For the third time in less than a year, Florida is asking the federal government to amend a sweeping Medicaid “waiver,” including seeking permission to add community mental-health providers to the list of those able to participate in a supplemental Medicaid funding program.
“We think this is a great thing to do,” said Melanie Brown-Woofter, interim president and CEO of the Florida Council for Community Mental Health. She noted that, if approved, the change could result in a projected $15.7 million increase in funding for community receiving facilities that treat patients for mental-health and substance-abuse disorders, including opioid addictions.

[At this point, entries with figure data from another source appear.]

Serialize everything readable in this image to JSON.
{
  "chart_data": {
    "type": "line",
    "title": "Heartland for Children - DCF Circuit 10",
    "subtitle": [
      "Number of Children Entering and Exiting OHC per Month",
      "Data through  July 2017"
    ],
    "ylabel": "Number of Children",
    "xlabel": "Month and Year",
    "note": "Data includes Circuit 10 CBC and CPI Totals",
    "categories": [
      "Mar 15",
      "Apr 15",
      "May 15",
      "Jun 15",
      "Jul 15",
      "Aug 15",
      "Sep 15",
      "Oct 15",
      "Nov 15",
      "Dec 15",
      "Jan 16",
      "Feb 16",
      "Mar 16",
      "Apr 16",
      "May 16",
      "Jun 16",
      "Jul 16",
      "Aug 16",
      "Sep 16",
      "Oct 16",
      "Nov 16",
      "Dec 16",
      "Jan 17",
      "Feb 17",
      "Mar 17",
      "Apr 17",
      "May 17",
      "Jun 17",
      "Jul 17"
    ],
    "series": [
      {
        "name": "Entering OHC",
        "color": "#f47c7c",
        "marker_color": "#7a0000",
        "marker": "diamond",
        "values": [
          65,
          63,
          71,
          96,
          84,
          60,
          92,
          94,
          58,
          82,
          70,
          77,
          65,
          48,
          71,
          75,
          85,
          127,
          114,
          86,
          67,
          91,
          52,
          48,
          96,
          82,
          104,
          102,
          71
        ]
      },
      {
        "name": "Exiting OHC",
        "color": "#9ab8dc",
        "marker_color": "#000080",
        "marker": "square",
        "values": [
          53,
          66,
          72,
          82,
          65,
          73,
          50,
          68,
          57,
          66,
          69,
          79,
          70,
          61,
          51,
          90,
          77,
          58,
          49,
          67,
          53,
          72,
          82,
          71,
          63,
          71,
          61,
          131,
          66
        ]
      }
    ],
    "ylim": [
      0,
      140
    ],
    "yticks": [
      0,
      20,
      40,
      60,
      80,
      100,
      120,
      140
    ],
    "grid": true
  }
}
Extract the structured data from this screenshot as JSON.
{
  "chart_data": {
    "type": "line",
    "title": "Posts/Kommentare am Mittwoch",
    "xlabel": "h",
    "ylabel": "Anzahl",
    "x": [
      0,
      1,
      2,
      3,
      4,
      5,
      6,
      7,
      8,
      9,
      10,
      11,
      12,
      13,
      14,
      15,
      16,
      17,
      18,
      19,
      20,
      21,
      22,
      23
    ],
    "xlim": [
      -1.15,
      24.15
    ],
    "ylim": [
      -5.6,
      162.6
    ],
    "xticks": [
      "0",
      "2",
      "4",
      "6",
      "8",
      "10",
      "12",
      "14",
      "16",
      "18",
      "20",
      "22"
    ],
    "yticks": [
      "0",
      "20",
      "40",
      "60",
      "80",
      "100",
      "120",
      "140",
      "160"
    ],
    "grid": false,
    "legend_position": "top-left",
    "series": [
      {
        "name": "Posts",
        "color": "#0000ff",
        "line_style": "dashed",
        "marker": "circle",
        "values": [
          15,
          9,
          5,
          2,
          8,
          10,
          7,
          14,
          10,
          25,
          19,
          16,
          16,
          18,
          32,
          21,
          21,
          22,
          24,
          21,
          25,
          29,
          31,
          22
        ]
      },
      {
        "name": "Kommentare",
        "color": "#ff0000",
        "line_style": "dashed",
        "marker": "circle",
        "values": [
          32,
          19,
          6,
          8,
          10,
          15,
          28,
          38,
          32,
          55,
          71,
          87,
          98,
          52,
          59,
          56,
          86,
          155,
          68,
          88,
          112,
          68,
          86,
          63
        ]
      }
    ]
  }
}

But under federal law, the state can’t submit proposed amendments without first allowing the public to comment. To that end, state Agency for Health Care Administration officials are holding a meeting at 3:30 p.m. Wednesday at the agency’s Tampa office.
Along with the change dealing with funding for mental-health providers, the state also wants permission to trim from 90 to 30 the number of days that Medicaid will retroactively cover beneficiaries’ health-care bills before they become eligible for Medicaid. Florida wants that change — which would only impact non-pregnant women 21 and older — to become effective July 1. If approved, the state would save about $38 million in general-revenue dollars and $98.4 million in combined state and federal funds.
Florida also is seeking to modify an existing policy on hospital ownership to recognize health-care facilities with regional perinatal care centers to tap into supplemental funds. The change would benefit Bayfront Health in St. Petersburg.
The supplemental funding issues deal with the Low Income Pool program, which provides additional funds to hospitals that serve large numbers of poor and uninsured patients. The program is comprised of funds from Florida and the federal government. But Florida doesn’t use state tax dollars for its required match. Instead, the state calls on local governments and local health-care taxing districts to provide “intergovernmental transfers” to fund the program.
Florida lawmakers agreed to direct $19.8 million in the coming year toward community central receiving systems, with a requirement of 50 percent local match, or about $10 million, Brown-Woofter told the News Service of Florida.
If the federal government approves the proposed changes, she said, the $10 million in local match could draw down another $15.7 million in so-called LIP funding. Brown-Woofter said the increased funding could either be used to enhance treatment services or to increase the number of community central receiving systems in the state.
Rules surrounding LIP funding have changed in recent years, making it less lucrative for hospitals to participate, and the state hasn’t been able to collect enough local match money to fully fund the program.
The Donald Trump administration last year authorized a $1.5 billion LIP program when it approved what is known as Florida’s Medicaid “1115 waiver,” but the state only collected enough money from counties for a $730.6 million program this year.
Brown-Woofter said she spoke with hospital groups before lobbying the Legislature about community receiving facilities being made eligible for LIP money.
“They said go for it,” Brown-Woofter told the News Service.
The Trump Administration in August 2017 extended the waiver through June 30, 2022. The waiver allows the state to run its mandatory Medicaid managed-care program, as well as the Low Income Pool.
Before the final waiver was approved, the Agency or Health Care Administration had already submitted an amendment requesting it be altered to require people with cystic fibrosis and brain and spinal cord injuries to enroll in the Medicaid managed care program. A second amendment was submitted in September to require people with AIDS to enroll in the mandatory managed-care program.
Prior to the waiver, the state cared for those people through smaller Medicaid waiver programs.
In addition to the Tampa meeting, state Medicaid officials will hold a meeting April 3 in Tallahassee. Moreover, the state has been soliciting public input on the proposed changes since March 21.
As of Tuesday, AHCA spokeswoman Shelisha Coleman said the state had received 45 comments from the public regarding the proposed changes.